Terms and Questions of phase 2

Generalization: asscociating one thing with another
-the tendency, once a response has been conditioned, for stimuli similar to the conditioned stimulus to elicit similar responses
-can be adaptive
-(Pavlov’s Dogs) – (abuse vs. non-abuse)
-stimuli that are similar to naturally disgusting or appealing objects will *by associating* evoke some disgust/linking.

Discrimination: in classical conditioned, the learned ability to distinguish between a conditioned stimulus and other stimuli that do not signal an unconditional stimulus
-survival value; slightly different stimuli are at times followed by vastly different consequences

Biological Predisposition
-Kimble: “Just about any activity of which the organism is capable can be conditioned and… these responses can be conditioned to any stimulus that the organism can perceive.”
*humans seem biologically prepared to learn some things rather than others; nature prepares members of each species to learn their survival traits: “adaptation”

Taste Aversion
“If you become violently ill after eating ----, you probably would have a hard time eating them again. Their smell and taste would have become a C.S. for nausea.” This learning occurs readily because our biology prepared us to learn taste aversion to toxic foods.
-relating a cause and effect in our brains. Negativity = aversion

Watson and Rayner… after Pavlov
Pavlov provided basis for Watson’s “idea that human emotions and behavior, are mainly a bundle of conditioned responses. Watson and Rayner once showed how specific fears might be conditioned.
-“Litte Albert” (11-month infant)
Pavlov – showed how many others responses to many other stimuli can be classically conditioned in man, other organisms and also show how a process such as learning can be studies objectively

Respondent Behavior: behavior that occurs as an automatic response to some stimulus

Operant Behavior: behavior that “operates” on the environment producing consequences

Law of Effect: Thorndike’s principle that behaviors followed by favorable consequences become more likely and that behaviors followed by unfavorable consequences became less likely

Skinner Box (operant chamber): a chamber containing a bar of a key that an animal can manipulate to obtain a food or water reinforce, with attached devices to record the animal’s rate of bar pressing or key pecking.

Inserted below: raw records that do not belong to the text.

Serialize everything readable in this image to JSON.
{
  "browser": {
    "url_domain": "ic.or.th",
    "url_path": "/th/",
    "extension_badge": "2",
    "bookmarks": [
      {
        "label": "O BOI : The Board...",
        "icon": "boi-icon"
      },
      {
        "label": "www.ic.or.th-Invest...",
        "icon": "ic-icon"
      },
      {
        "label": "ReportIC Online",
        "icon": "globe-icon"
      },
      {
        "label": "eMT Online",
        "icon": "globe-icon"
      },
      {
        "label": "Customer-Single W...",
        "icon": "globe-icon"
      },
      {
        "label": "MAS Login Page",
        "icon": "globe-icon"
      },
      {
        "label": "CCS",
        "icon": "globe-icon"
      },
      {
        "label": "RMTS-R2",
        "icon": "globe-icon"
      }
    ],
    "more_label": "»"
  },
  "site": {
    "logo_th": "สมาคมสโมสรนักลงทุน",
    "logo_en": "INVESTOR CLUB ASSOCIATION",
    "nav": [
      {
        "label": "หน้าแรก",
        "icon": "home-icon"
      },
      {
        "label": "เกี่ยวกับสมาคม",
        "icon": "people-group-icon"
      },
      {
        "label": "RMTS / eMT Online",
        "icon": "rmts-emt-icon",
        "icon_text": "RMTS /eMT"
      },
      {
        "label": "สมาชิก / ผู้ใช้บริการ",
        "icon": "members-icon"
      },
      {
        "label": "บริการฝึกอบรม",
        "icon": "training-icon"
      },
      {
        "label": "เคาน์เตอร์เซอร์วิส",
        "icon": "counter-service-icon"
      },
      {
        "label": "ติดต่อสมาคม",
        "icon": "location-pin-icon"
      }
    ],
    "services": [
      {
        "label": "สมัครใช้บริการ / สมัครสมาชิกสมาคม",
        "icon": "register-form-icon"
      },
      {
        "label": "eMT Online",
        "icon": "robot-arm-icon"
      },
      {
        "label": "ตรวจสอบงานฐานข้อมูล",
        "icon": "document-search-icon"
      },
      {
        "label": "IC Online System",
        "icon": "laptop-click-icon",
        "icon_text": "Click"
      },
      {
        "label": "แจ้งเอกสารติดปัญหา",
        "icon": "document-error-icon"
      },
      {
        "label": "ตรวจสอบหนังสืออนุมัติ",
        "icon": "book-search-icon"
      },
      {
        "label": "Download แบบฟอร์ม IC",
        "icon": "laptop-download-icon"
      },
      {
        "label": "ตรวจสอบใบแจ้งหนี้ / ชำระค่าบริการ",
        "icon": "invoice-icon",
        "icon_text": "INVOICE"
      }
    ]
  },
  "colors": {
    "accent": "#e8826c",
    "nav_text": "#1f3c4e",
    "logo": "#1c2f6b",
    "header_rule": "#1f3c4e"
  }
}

Used in operant conditioned research

Shaping:
An operant conditioning procedure in which reinforcers guide behavior towards closer and closer approximations of a desired goals

Successive Approximations:
You reward responses that are ever-closer to the final desired behavior and you ignore all other responses

Explain classical conditioning using a scenario that you have created.

As children, my brothers and I were punished by the belt. Most kids get beat by the belt. So we knew that if we were going to get in trouble, we would hear the belt jingling. So now older, when we still hear the jingle of a belt, we stay on guard. In our mind, we remember getting a beating with the sound of the belt.

Explain operant conditioning using a scenario that you have created.

Being a young teenager, I don’t like cleaning or fixing things up. But every time I hear my parents complain about cleaning the house, it makes me want to do it more. Although it’s annoying, each time they continue to nag me about what they need me to do, it reinforces in my mind that I have to clean. So when they not home, I have the tendency to clean and fix things up now.

Do you think either plays a role in how you respond to teachers and your academic role here in Wilson?

In Wilson, the students are rewarded when they do well. Whether it be special privileges, or recognition or whatever. So now, students in Wilson do well in their classes because they know that they’ll be rewarded for the good grades and hard work one day. The students would not be working that hard if they didn’t see any advantage of doing so.

Belief bias: the tendency for one’s preexisting beliefs to distort logical research; sometimes by making invalid conclusions seems valid or valid conclusions seem invalid.

Belief perseverance: clinging to one’s initial conceptions after the basis on which they were formed has

Artificial intelligence: the science of designing and programming computer system to do intelligent rings and to stimulate human thought process such as intuitive reasoning learning and understanding language

Computer neural networks: computer circuits that mimic the brain’s interconnected neural cells, performing tasks such as learning and recognize visual patterns and smells

Language: our spoken, written or signed words and the ways we combine them to communicate meaning

Phoneme: in a spoken language, the smallest distinctive sound unit

Morpheme: in a language, the smallest unit that carries meaning; may be a word or part of a word


(Nedjine)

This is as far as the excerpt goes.